Personal information
- Full name: Fabio Renato Rojas Prieto
- Date of birth: 4 August 1999 (age 26)
- Place of birth: Comas, Peru
- Height: 1.79 m (5 ft 10 in)
- Position(s): Centre-back, Right-back

Team information
- Current team: Atlético Grau
- Number: 16

Youth career
- 0000–2011: Cantolao
- 2011–2017: Alianza Lima

Senior career*
- Years: Team / Apps / (Gls)
- 2019–2023: Alianza Lima / 29 / (1)
- 2019: → UTC Cajamarca (loan) / 19 / (0)
- 2020: → Ayacucho (loan) / 23 / (0)
- 2023: → Atlético Grau (loan) / 17 / (0)
- 2024–: Atlético Grau / 30 / (0)

International career
- 2013: Peru U15
- 2017: Peru U18
- 2018–2019: Peru U20 / 4 / (0)

= Fabio Rojas (footballer) =

Peruvian footballer (born 1999)

Fabio Renato Rojas Prieto (born 4 August 1999) is a Peruvian footballer who plays as a centre-back or right-back for Peruvian Primera División side Atlético Grau.

==Career==
===Club career===
Rojas started playing football at the age of five and later joined Alianza Lima from Academia Deportiva Cantolao in 2011.

He was promoted to the first on 30 March 2017 and on 9 April 2017, 17-year old Rojas got his official debut as a starter for Alianza against Juan Aurich. He played a total of three games in the 2017 season. In the following season, Rojas made no appearances for the first team but was a regular starter of the club's reserve team. To gain some experience, he was loaned out to UTC Cajamarca for the 2019 season.

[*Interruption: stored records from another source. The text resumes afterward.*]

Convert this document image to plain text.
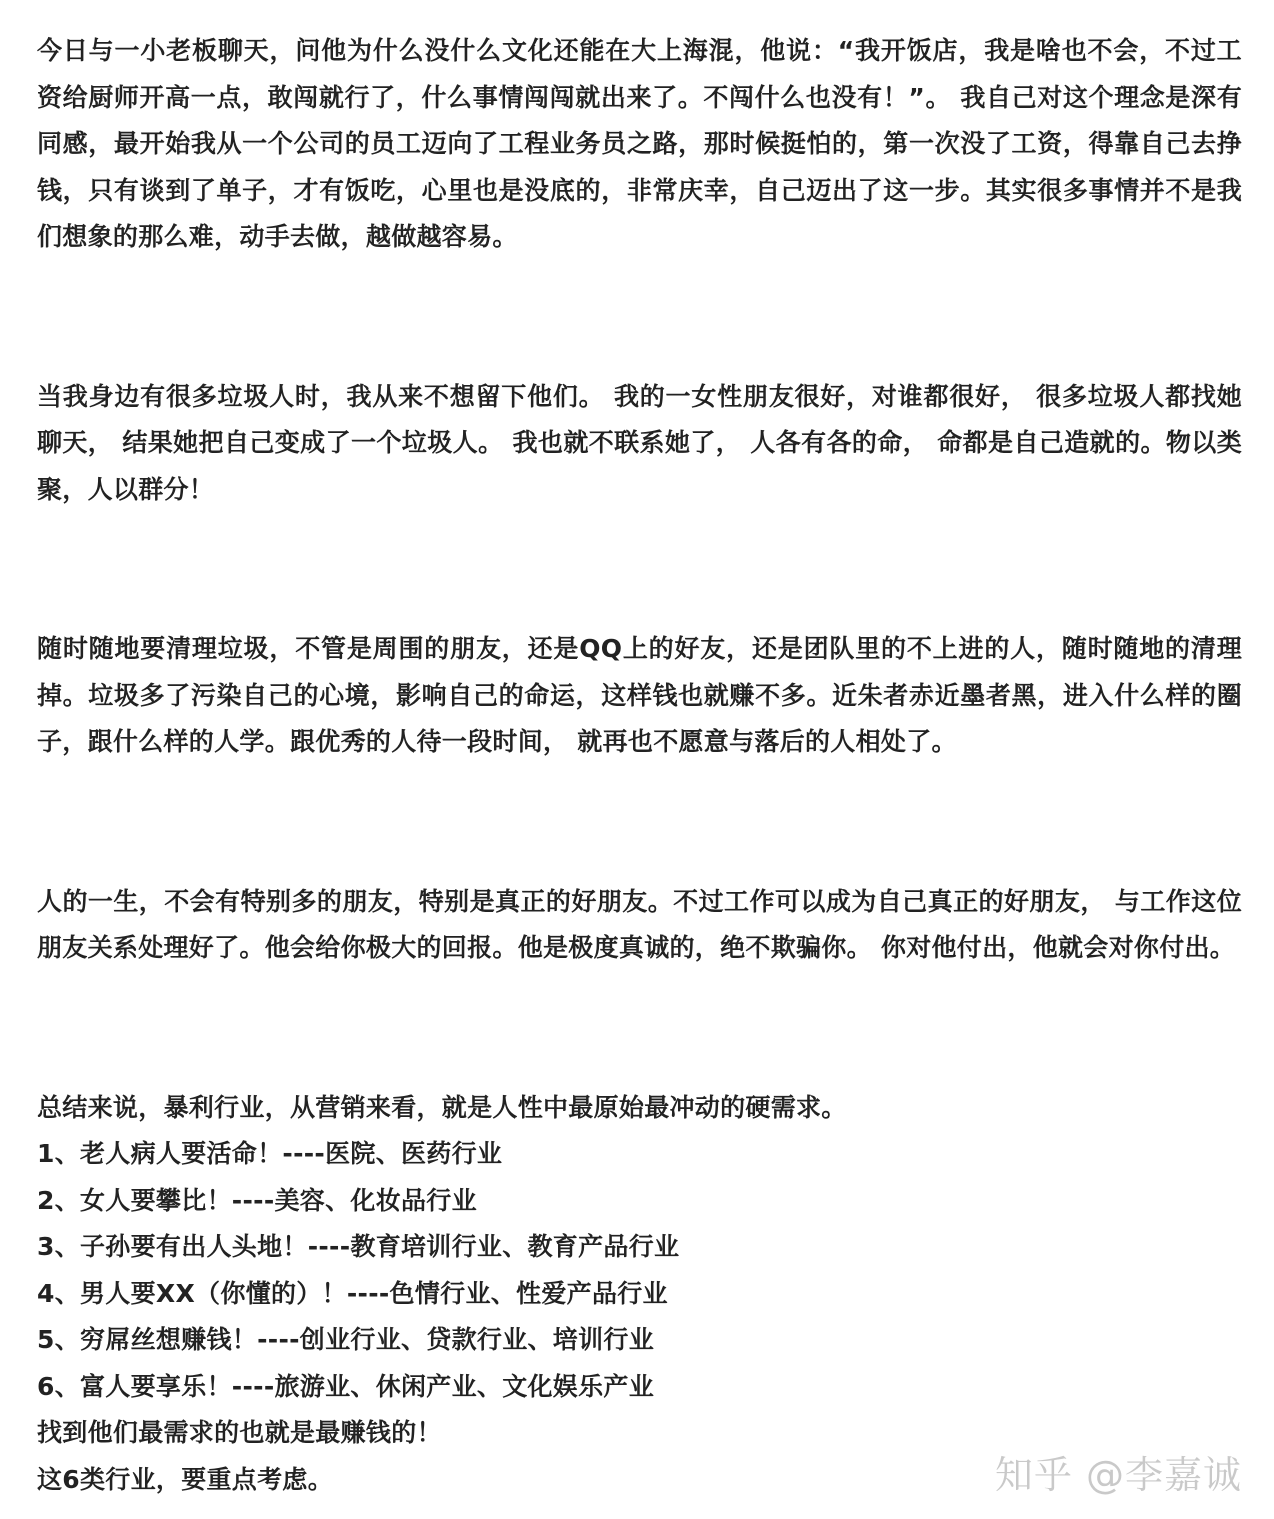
今日与一小老板聊天，问他为什么没什么文化还能在大上海混，他说：“我开饭店，我是啥也不会，不过工资给厨师开高一点，敢闯就行了，什么事情闯闯就出来了。不闯什么也没有！”。 我自己对这个理念是深有同感，最开始我从一个公司的员工迈向了工程业务员之路，那时候挺怕的，第一次没了工资，得靠自己去挣钱，只有谈到了单子，才有饭吃，心里也是没底的，非常庆幸，自己迈出了这一步。其实很多事情并不是我们想象的那么难，动手去做，越做越容易。

当我身边有很多垃圾人时，我从来不想留下他们。 我的一女性朋友很好，对谁都很好， 很多垃圾人都找她聊天， 结果她把自己变成了一个垃圾人。 我也就不联系她了， 人各有各的命， 命都是自己造就的。物以类聚，人以群分！

随时随地要清理垃圾，不管是周围的朋友，还是QQ上的好友，还是团队里的不上进的人，随时随地的清理掉。垃圾多了污染自己的心境，影响自己的命运，这样钱也就赚不多。近朱者赤近墨者黑，进入什么样的圈子，跟什么样的人学。跟优秀的人待一段时间， 就再也不愿意与落后的人相处了。

人的一生，不会有特别多的朋友，特别是真正的好朋友。不过工作可以成为自己真正的好朋友， 与工作这位朋友关系处理好了。他会给你极大的回报。他是极度真诚的，绝不欺骗你。 你对他付出，他就会对你付出。

总结来说，暴利行业，从营销来看，就是人性中最原始最冲动的硬需求。
1、老人病人要活命！----医院、医药行业
2、女人要攀比！----美容、化妆品行业
3、子孙要有出人头地！----教育培训行业、教育产品行业
4、男人要XX（你懂的）！----色情行业、性爱产品行业
5、穷屌丝想赚钱！----创业行业、贷款行业、培训行业
6、富人要享乐！----旅游业、休闲产业、文化娱乐产业
找到他们最需求的也就是最赚钱的！
这6类行业，要重点考虑。	知乎 @李嘉诚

Despite a successful loan spell at UTC with 19 appearances in the Peruvian Primera División, he was loaned out to Ayacucho FC for the 2020 season.

After two seasons at Alianza Lima after his loan spells at UTS and Ayacucho, Rojas was once again loaned out, this time ahead of the 2023 season, to Atlético Grau for the rest of the year. He left Grau at the end of the year and returned to Alianza.

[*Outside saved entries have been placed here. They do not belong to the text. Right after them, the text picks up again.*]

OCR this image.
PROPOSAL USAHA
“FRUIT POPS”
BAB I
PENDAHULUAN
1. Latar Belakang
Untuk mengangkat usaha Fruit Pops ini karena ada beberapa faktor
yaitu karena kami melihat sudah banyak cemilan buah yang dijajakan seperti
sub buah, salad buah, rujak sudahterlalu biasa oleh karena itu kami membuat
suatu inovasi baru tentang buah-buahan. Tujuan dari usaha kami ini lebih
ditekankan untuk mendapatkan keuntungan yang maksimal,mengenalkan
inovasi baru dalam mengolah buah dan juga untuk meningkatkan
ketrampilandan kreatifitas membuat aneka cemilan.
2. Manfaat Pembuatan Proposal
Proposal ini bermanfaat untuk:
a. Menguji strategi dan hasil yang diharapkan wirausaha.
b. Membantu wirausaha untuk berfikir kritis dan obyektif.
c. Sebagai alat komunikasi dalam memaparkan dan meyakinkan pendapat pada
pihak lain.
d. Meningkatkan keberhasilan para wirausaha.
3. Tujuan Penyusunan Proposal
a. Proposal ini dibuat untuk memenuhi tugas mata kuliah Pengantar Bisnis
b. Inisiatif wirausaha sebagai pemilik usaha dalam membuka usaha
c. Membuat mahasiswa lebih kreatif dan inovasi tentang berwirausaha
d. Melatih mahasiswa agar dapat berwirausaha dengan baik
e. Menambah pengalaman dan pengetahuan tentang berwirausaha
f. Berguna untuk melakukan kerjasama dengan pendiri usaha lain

Ahead of the 2024 season, it was confirmed that Rojas would continue at Atlético Grau.

===International career===
In 2014, Rojas was a part of the Peruvian U15 national team, who won gold in the 2014 Summer Youth Olympics in Nanjing and in 2017, he was also a part of the U18 national team.

Rojas was called up for the Peruvian U20 national team in January 2019 who was going to play in the 2019 South American U-20 Championship. Rojas was also the captain of the U20 team.

==Personal life==
Rojas' uncle is the former Deportivo de La Coruña forward William Huapaya.